Vistos los preceptos legales citados y demás de general y especial aplicación.
Fallo
Que estimando el recurso de suplicación interpuesto por D. Enrique Garrido Escudero y otros contra el auto dictado por el Juzgado de lo Mercantil núm. 5 de los de MADRID de fecha 31-7-2014 , en los autos número 272/14, debemos REVOCAR Y REVOCAMOS dicha resolución, declarando nulo el despido colectivo acordado, así como el derecho del personal afectado por el mencionado despido a la inmediata reincorporación al puesto que venía ocupando en las mismas condiciones que regían antes del despido, condenando a la mercantil GRUAS Y TRANSPORTES SIERRA, SL a estar y pasar por estas declaraciones, así como por todas las consecuencias que de las mismas se derivan. Sin costas.Incorpórese el original de esta sentencia, por su orden, al Libro de Sentencias de esta Sección de Sala.
Expídanse certificaciones de esta sentencia para su unión a la pieza separada o rollo de suplicación, que se archivará en este Tribunal, y a los autos principales.
Notifíquese la presente sentencia a las partes y a la Fiscalía de este Tribunal Superior de Justicia.
MODO DE IMPUGNACIÓN : Se hace saber a las partes que contra esta sentencia cabe interponer recurso de casación para la unificación de doctrina que ha de prepararse mediante escrito presentado ante esta Sala de lo Social dentro del improrrogable plazo de DIEZ DÍAS hábiles inmediatos siguientes a la fecha de notificación de esta sentencia. Siendo requisito necesario que en dicho plazo se nombre al letrado que ha de interponerlo. Igualmente será requisito necesario que el recurrente que no tenga la condición de trabajador ,causahabiente suyo o beneficiario del Régimen Publico de la Seguridad Social o no gozare del derecho de asistencia jurídica gratuita, acredite ante esta Sala al tiempo de preparar el recurso haber depositado 600 euros, conforme al artículo 229 de la LRJS , y consignado el importe de la condena cuando proceda, presentando resguardos acreditativos de haber efectuado ambos ingresos, separadamente en la cuenta corriente nº 2827-0000-00-0967-15 que esta sección tiene abierta en BANCO DE SANTANDER sita en PS. del General Martinez Campos, 35; 28010 Madrid, pudiendo en su caso sustituir la consignación de la condena en metálico por el aseguramiento de la misma mediante el correspondiente aval solidario de duración indefinida y pagadero a primer requerimiento emitido por la entidad de crédito ( art.230.1 L.R.J.S ).

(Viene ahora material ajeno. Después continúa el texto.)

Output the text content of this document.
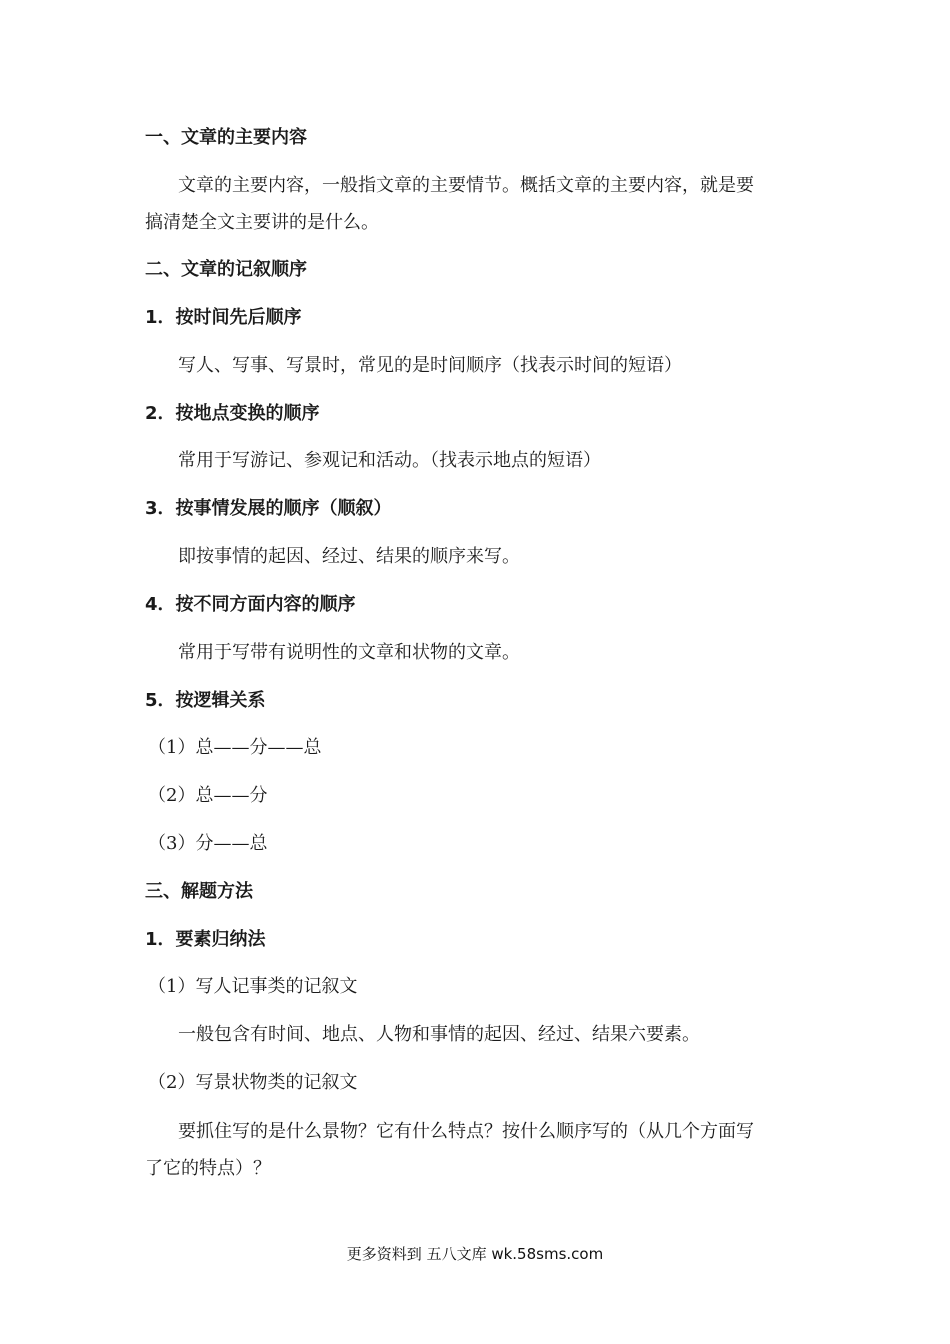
一、文章的主要内容
文章的主要内容，一般指文章的主要情节。概括文章的主要内容，就是要
搞清楚全文主要讲的是什么。
二、文章的记叙顺序
1．按时间先后顺序
写人、写事、写景时，常见的是时间顺序（找表示时间的短语）
2．按地点变换的顺序
常用于写游记、参观记和活动。（找表示地点的短语）
3．按事情发展的顺序（顺叙）
即按事情的起因、经过、结果的顺序来写。
4．按不同方面内容的顺序
常用于写带有说明性的文章和状物的文章。
5．按逻辑关系
（1）总——分——总
（2）总——分
（3）分——总
三、解题方法
1．要素归纳法
（1）写人记事类的记叙文
一般包含有时间、地点、人物和事情的起因、经过、结果六要素。
（2）写景状物类的记叙文
要抓住写的是什么景物？它有什么特点？按什么顺序写的（从几个方面写
了它的特点）？
更多资料到 五八文库 wk.58sms.com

Se puede realizar el ingreso por transferencia bancaria desde una cuenta corriente abierta en cualquier entidad bancaria distinta de BANCO DE SANTANDER. Para ello ha de seguir todos los pasos siguientes: Emitir la transferencia a la cuenta bancaria siguiente: IBAN ES55 0049 3569 9200 0500 1274. En el campo ordenante, se indicará como mínimo el nombre o razón social de la persona física o jurídica obligada a hacer el ingreso y si es posible, el nif /cif de la misma. En el campo beneficiario, se identificará al juzgado o tribunal que ordena el ingreso. En el campo 'observaciones o concepto de la transferencia', se consignarán los 16 dígitos que corresponden al procedimiento 2827-0000-00-0967-15.
Una vez adquiera firmeza la presente sentencia, devuélvanse los autos originales al Juzgado de lo Social de su procedencia, dejando de ello debida nota en los Libros de esta Sección de Sala.
Así, por esta nuestra sentencia, lo pronunciamos, mandamos y firmamos.
PUBLICACIÓN Publicada y leída fue la anterior sentencia en el día de su fecha por el/la Ilmo/a. Sr/a. Magistrado- Ponente en la Sala de Audiencias de este Tribunal. Doy fe.